HISTORY BOOK CLUB FUTURE TOPICS
2018-2019


Wednesday, November 28, 2018: Guns in American History. E.g. American Revolution and the Minutemen; Going West with new technology: six guns, repeating rifles, Twentieth Century automatic weapons after World War I: pistols, rifles, Tommy guns, The St. Valentine’s Massacres of 1929 and 2018. Control vs. freedom of gun use. and Machine Gun laws, mass shootings in America: rifles, pistols, military style weapons, Guns laws in 21st century America. [Suggested by William Tobin]

December 2018: No meeting.

2019



Wednesday, January 30, 2019: Horses in History. The clattering of hooves pierced the dark stillness of the Austrian night. It is the fall of 1855. The gilded Ambruster Dress Carriage, a beautiful vehicle trimmed in glimmering black paint and shiny gold leaf showed that Emperor Franz Joseph was arriving. Read any book about horses, from Caligula to Triple Crown, from Richard III to Pony Express, from mythology (Pegasus) to literature (Arabian Nights) or music (Von SuppĂ©’s Light Cavalry Overture), from battle tactics (Genghis Kahn, Templars, conquistadors, light cavalry of Napoleon) to transportation and military logistics, from money making business of breeding to prestige and rivalry of kings and sheikhs, from fundamental needs in agriculture to the vanity of Derby fashion. [Suggested by Janos Posfai]

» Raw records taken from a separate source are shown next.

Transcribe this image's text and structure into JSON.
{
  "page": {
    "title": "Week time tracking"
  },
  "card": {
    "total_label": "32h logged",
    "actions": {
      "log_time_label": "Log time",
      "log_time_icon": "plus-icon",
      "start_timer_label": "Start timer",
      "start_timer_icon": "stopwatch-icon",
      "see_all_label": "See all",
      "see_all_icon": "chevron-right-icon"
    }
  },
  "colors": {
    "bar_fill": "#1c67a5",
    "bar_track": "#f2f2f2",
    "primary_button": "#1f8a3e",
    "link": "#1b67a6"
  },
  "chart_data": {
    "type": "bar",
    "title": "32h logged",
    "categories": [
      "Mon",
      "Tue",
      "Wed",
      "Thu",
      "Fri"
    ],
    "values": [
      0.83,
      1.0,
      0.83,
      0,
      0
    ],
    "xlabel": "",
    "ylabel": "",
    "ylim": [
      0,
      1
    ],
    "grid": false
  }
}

Wednesday, February 27, 2019: Medical Discoveries in History. Germs, Anesthesia, Inoculations against Measles, Mumps, Rubella, Polio; Birth Control; Mental Illness, X-Ray Insulin, Pasteurization, Penicillin.

Wednesday, March 27, 2019: Intelligence Gathering and Spying in History: Julius Caesar’s Spy Network; Sun-Tzu, Julius and Ethel Rosenberg, Espionage Act of 1917, the KGB, MI-5, the OSS, CIA, Pinkerton’s Union Spies, Confederate Spies.

Wednesday, April 24, 2019: From Fur Trappers to Fishermen to Settlers: How Montréal began; Plymouth; Salem; Gloucester; New Amsterdam; The early colonization of America.

Wednesday, May 29, 2019: Progressive America in the first two decades of the Twentieth Century: Teddy Roosevelt and the Robber Barons; Woodrow Wilson and World War I.

Wednesday, June 26, 2019: Westward Ho: the westward expansion of America; Manifest Destiny; The Louisiana Purchase and Lewis and Clark; James K. Polk; The Union Pacific.

Wednesday, July 31, 2019: The Crusades—what caused them? The Seljuk Turks; Pisa, Genoa, Venice and Amalfi; Byzantium and Jerusalem; The Children’s Crusade; Attacking the Jews in Germany; The Popes and Kings; Saladin and Richard I of the Lion Heart; how the Christians massacred Moslems and Jews and made Moslems intolerant.